GET parameters for narrowing search

Now when our view is saved, we can use GET request to get it's content, and set parameters to limit what we get to person which we are interested in. Such URL: http://localhost:5984/tryme/_design/reader/_view/person-address?startkey=["1",0]&endkey=["1",1] will return person with _id=1 and it's address documents.

Another useful parameters are:

  • key - for specific key (not range, like in case of startkey, endkey)
  • descending=true - by default view is ordered by ascending key, set this parameter to order it descending
  • group_level - sets reduce level. Default is 0.
  • group=true - behaves like group_level set to maximum
  • revs_info=true - lists revisions of specified document. Applicable only to document selected by id, not to view

To understand group_level, we'll need reduce function. First, let's add some more parameters to our persons. Let's add "position" and "salary":

To one person add:

position: "manager"
salary: 5000
To second one:
position: "developer"
salary: 3000
and to third one:
position: "developer"
salary: 3500
Now create new view, with map and reduce functions:
//map:
function(doc) {
  emit([doc.position, doc._id], doc);
}

//reduce:
function(keys, values, rereduce) {
  var salaries = 0;
  for(i = 0; i < values.length; i++) {
    salaries += values[i].salary;
  }
  return salaries;
}

Save this view as "salaries". Now open URL http://leonidas:5984/tryme/_design/bla/_view/salaries and output is:

    {"key":null,"value":11500}

All values are grouped, and key is ignored.
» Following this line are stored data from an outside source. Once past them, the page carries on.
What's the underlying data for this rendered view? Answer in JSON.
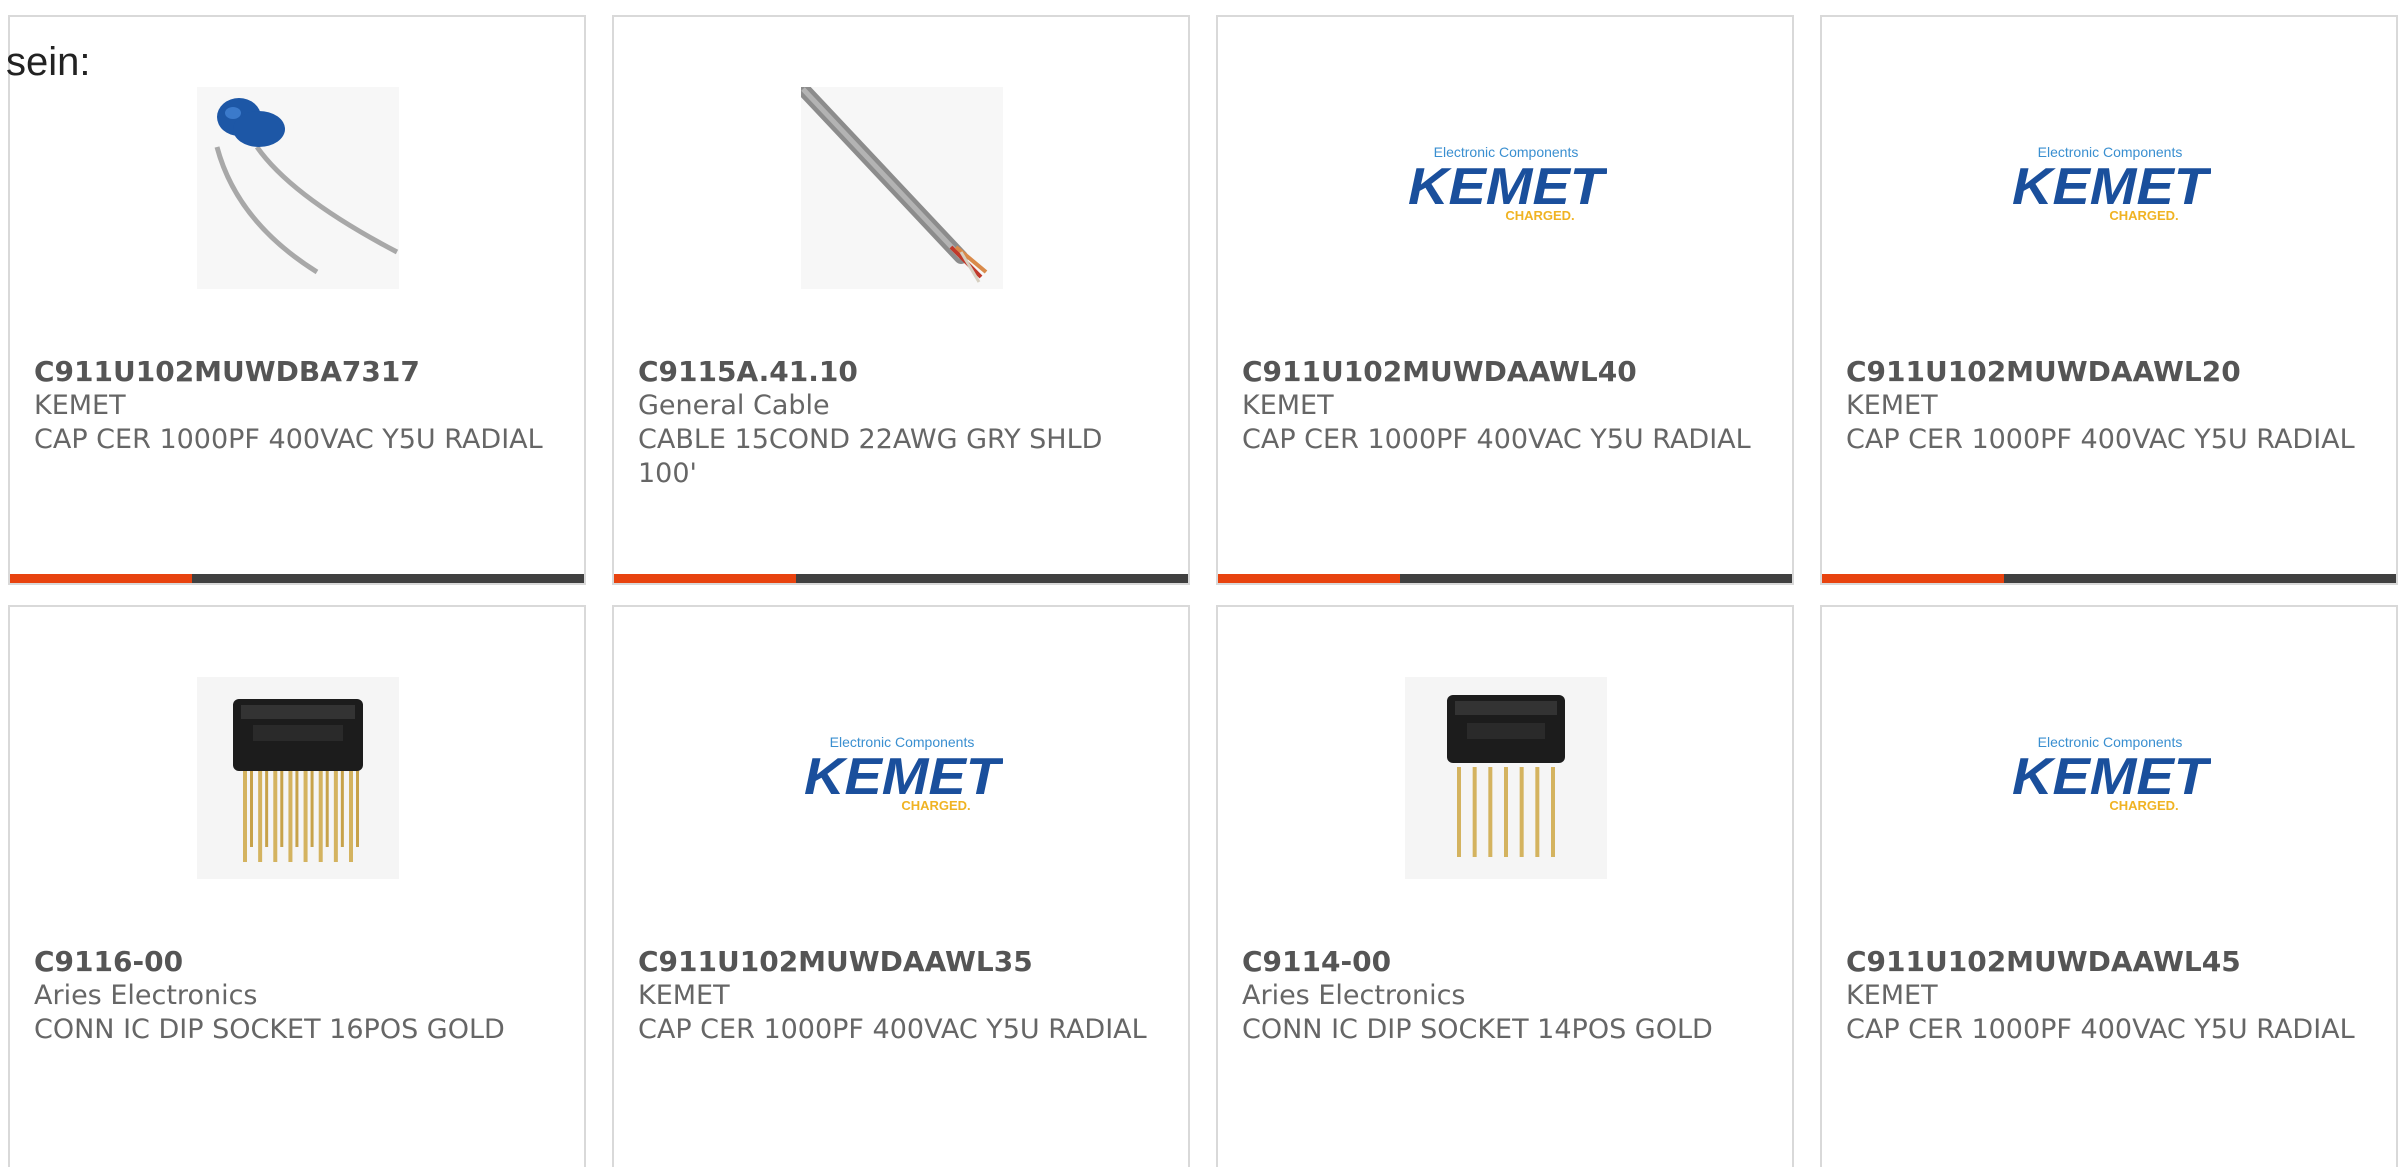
{
  "intro": {
    "text": "sein:"
  },
  "products": [
    {
      "part_number": "C911U102MUWDBA7317",
      "manufacturer": "KEMET",
      "description": "CAP CER 1000PF 400VAC Y5U RADIAL",
      "image": "ceramic-capacitor-icon"
    },
    {
      "part_number": "C9115A.41.10",
      "manufacturer": "General Cable",
      "description": "CABLE 15COND 22AWG GRY SHLD 100'",
      "image": "cable-icon"
    },
    {
      "part_number": "C911U102MUWDAAWL40",
      "manufacturer": "KEMET",
      "description": "CAP CER 1000PF 400VAC Y5U RADIAL",
      "image": "kemet-logo"
    },
    {
      "part_number": "C911U102MUWDAAWL20",
      "manufacturer": "KEMET",
      "description": "CAP CER 1000PF 400VAC Y5U RADIAL",
      "image": "kemet-logo"
    },
    {
      "part_number": "C9116-00",
      "manufacturer": "Aries Electronics",
      "description": "CONN IC DIP SOCKET 16POS GOLD",
      "image": "dip-socket-16-icon"
    },
    {
      "part_number": "C911U102MUWDAAWL35",
      "manufacturer": "KEMET",
      "description": "CAP CER 1000PF 400VAC Y5U RADIAL",
      "image": "kemet-logo"
    },
    {
      "part_number": "C9114-00",
      "manufacturer": "Aries Electronics",
      "description": "CONN IC DIP SOCKET 14POS GOLD",
      "image": "dip-socket-14-icon"
    },
    {
      "part_number": "C911U102MUWDAAWL45",
      "manufacturer": "KEMET",
      "description": "CAP CER 1000PF 400VAC Y5U RADIAL",
      "image": "kemet-logo"
    }
  ],
  "kemet_logo": {
    "tagline": "Electronic Components",
    "name": "KEMET",
    "slogan": "CHARGED."
  },
  "colors": {
    "accent": "#e8430f",
    "bar": "#404040",
    "kemet_blue": "#1a4f9c",
    "kemet_light_blue": "#3a8fd0",
    "kemet_gold": "#f0b323"
  }
}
Add parameter: http://leonidas:5984/tryme/_design/bla/_view/salaries?group_level=1 and it returns

{"key":["developer"],"value":6500},
{"key":["manager"],"value":5000}

Values are grouped for first level of key (first element of key array).

group_level=2 returns
{"key":["developer","61fe9c6c226b978f74b76329191806b3"],"value":3000},
{"key":["developer","eb3873f48bb581df13762324b8ec0313"],"value":3500},
{"key":["manager","1"],"value":5000}

Two elements of array are taken into account. In this case, it is the same like group=true, which takes all elements of key array.

What is rereduce for?

As you noticed, reduce function has third parameter rereduce

Result of map function is kept as sorted B-tree. Let's assume we want to summarize some value from each document (tree node). Just like salaries.

First, there are keys and whole nodes (because value of our map function is whole document) passed to reduce function, and rereduce is set to false

Look at the picture, we can reduce branch of the tree into 17, another branch into 4, and third one into 2. Assume each branch has common key at specified group_level (e.g. all people from first branch are developers, second are managers and third are administrators, if group_level is set to 1).
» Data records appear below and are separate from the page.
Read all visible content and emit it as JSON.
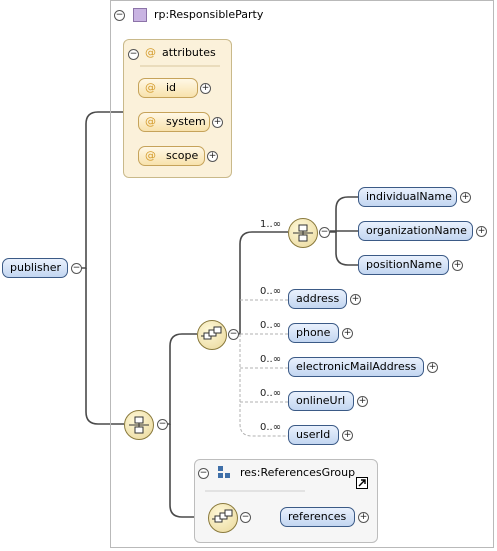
{
  "root": {
    "label": "publisher"
  },
  "rp_group": {
    "title": "rp:ResponsibleParty",
    "icon": "type-square-icon"
  },
  "attributes": {
    "header": "attributes",
    "items": [
      {
        "label": "id"
      },
      {
        "label": "system"
      },
      {
        "label": "scope"
      }
    ]
  },
  "choice_group": {
    "cardinality": "1..∞",
    "items": [
      {
        "label": "individualName"
      },
      {
        "label": "organizationName"
      },
      {
        "label": "positionName"
      }
    ]
  },
  "sequence": {
    "items": [
      {
        "cardinality": "0..∞",
        "label": "address"
      },
      {
        "cardinality": "0..∞",
        "label": "phone"
      },
      {
        "cardinality": "0..∞",
        "label": "electronicMailAddress"
      },
      {
        "cardinality": "0..∞",
        "label": "onlineUrl"
      },
      {
        "cardinality": "0..∞",
        "label": "userId"
      }
    ]
  },
  "references_group": {
    "title": "res:ReferencesGroup",
    "icon": "group-icon",
    "link_icon": "external-link-icon",
    "item": {
      "label": "references"
    }
  },
  "symbols": {
    "collapse": "−",
    "expand": "+",
    "at": "@"
  },
  "colors": {
    "element_fill": "#c3d6f1",
    "element_border": "#3b5a86",
    "attribute_fill": "#f8e2ac",
    "line": "#4a4a4a"
  }
}
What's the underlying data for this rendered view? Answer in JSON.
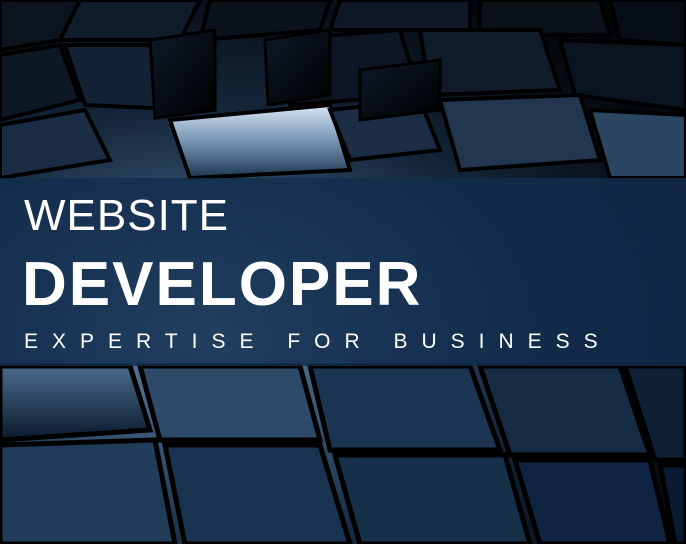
{
  "banner": {
    "title_light": "WEBSITE",
    "title_bold": "DEVELOPER",
    "tagline": "EXPERTISE FOR BUSINESS"
  },
  "colors": {
    "banner_overlay": "#122d4e",
    "text": "#ffffff",
    "cube_highlight": "#9fb9d2",
    "cube_shadow": "#03070c"
  }
}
Then reduce function is called again, with following parameters:

function(["developer", "manager", "administrator"], [17, 4, 2], true);

There is common key for whole branch, reduced scalar value for that branch, and rereduce parameter set to true.
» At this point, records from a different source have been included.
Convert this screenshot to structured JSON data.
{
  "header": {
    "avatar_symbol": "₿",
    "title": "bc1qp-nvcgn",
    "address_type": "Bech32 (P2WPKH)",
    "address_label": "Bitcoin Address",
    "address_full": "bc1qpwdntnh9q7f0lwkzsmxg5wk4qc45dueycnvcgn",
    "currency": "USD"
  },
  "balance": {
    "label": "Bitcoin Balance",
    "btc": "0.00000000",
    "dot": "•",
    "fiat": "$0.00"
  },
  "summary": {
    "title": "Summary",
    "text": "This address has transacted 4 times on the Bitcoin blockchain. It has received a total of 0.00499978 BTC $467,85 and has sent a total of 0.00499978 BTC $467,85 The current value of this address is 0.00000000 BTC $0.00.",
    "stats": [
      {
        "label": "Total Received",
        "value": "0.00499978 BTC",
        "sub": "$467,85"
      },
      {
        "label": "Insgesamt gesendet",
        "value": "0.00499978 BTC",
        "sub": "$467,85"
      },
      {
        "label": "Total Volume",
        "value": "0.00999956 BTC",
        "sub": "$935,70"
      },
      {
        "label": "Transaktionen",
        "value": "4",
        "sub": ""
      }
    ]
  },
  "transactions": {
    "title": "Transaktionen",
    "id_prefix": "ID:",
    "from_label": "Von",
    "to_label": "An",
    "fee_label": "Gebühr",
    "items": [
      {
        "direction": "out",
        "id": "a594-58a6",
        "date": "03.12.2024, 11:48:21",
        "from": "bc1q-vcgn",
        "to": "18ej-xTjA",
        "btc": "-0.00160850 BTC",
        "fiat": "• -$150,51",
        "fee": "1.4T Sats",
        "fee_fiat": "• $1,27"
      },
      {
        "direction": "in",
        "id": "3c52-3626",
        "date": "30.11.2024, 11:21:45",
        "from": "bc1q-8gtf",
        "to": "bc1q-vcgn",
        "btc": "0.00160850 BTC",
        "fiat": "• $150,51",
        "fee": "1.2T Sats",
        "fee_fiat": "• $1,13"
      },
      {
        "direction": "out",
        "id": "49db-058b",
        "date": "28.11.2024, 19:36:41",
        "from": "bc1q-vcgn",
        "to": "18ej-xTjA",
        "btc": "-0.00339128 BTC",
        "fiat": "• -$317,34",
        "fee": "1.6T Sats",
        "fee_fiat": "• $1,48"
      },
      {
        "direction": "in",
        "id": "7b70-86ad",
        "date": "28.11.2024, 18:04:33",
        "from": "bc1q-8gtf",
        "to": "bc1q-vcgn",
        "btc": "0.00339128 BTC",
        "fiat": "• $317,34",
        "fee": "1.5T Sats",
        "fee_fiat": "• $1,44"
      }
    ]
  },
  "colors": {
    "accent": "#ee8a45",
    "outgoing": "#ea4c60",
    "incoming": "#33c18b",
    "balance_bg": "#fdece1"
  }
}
Important thing here is to remember that not always values are whole nodes, sometimes it can be already reduced values, and in such case rereduce parameter is helpful to distinguish this situation. In fact, our reduce function wouldn't work for big amount of nodes, because it handles only nodes (only rereduce=false case), not reduced values. To work with a lot of data, we should handle also scalar values:

function(keys, values, rereduce) {
  if (rereduce) {
    return sum(values);
  } else {
    var salaries = 0;
    for(i = 0; i < values.length; i++) {
  }
}

Now it should count and sum all the salaries.

4 comments:

Koziołek said...

hm... it's look great as data source for GWT/AJAX applications use JSON to communicate. But only to store not importat data as user screen configuration or cache.

winnetou said...

Znakomity post, wyczerpujacy i dokladny. Good work!

Anonymous said...

CouchDB is NOT a new kind of database ... a well known product that exists since the "middle ages" of Computer science - Lotus Notes - has ever been a document-oriented database.

Unknown said...
This comment has been removed by a blog administrator.